Less-is-More Dept.: If you're still solidly in two-channel land—most audiophiles are—I can strongly recommend a new preamp from the UK's Tom Evans Audio Design. The Vibe is a minimalist creation: five stereo inputs, two parallel outputs, plus record out, with only a selector knob and a manually operated volume control (a small-increment parallel stepped attenuator) on its front panel. The outboard power supply has no on/off switch; the $5200 Vibe is intended to be left on all the time.

The Vibe's somewhat diminutive chassis is all acrylic, bucking the received engineering wisdom that audio components should be metal boxes to block the effects of radiated electrical fields. Evans, whose Groove and Microgroove phono preamplifiers are also housed in acrylic, reportedly believes that designers who still use metal are "lost"—metal resonates at audible frequencies and conducts the very currents it is intended to suppress. I've been using the Vibe in my system for two months, and it's been a revelation: effortless extension at both frequency extremes, with an astounding ability to reveal inner detail and rhythmic nuance, and the best bass articulation I have ever heard. Adding this component elevated my system from being merely "very good" to among the best I've ever encountered. I don't believe it can get much better.
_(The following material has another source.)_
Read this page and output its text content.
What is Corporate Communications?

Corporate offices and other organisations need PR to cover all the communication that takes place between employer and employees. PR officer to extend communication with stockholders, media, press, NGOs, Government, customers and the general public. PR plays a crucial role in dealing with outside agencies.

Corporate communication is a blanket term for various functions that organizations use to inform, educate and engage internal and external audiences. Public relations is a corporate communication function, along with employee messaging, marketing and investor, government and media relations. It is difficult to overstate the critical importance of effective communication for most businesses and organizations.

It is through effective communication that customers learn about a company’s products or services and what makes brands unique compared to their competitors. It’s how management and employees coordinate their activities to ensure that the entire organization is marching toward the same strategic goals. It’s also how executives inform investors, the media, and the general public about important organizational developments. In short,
Los Angeles–based audio consultant Ed Sheftel says part of the Vibe's secret is Evans' use of his Lithos voltage regulators, a proprietary technology that grew out of work he did for the British military. In developing his phono preamps, Evans determined that, as long as regulators were noisier than the quietest passages of recorded music, no further progress in circuit topology was possible. Hence the Lithos, which is "five decimal points more accurate, 53 times faster, and 1000 times quieter" than standard devices, Sheftel informed me. I can't vouch for the measurements, but I can verify that every bit of music I've heard through the Vibe is infused with a heart-rending degree of emotion and naturalism, totally free from the fatiguing quality that seems to infect almost all electronic reproduction. The Vibe might well be a breakthrough product for music lovers.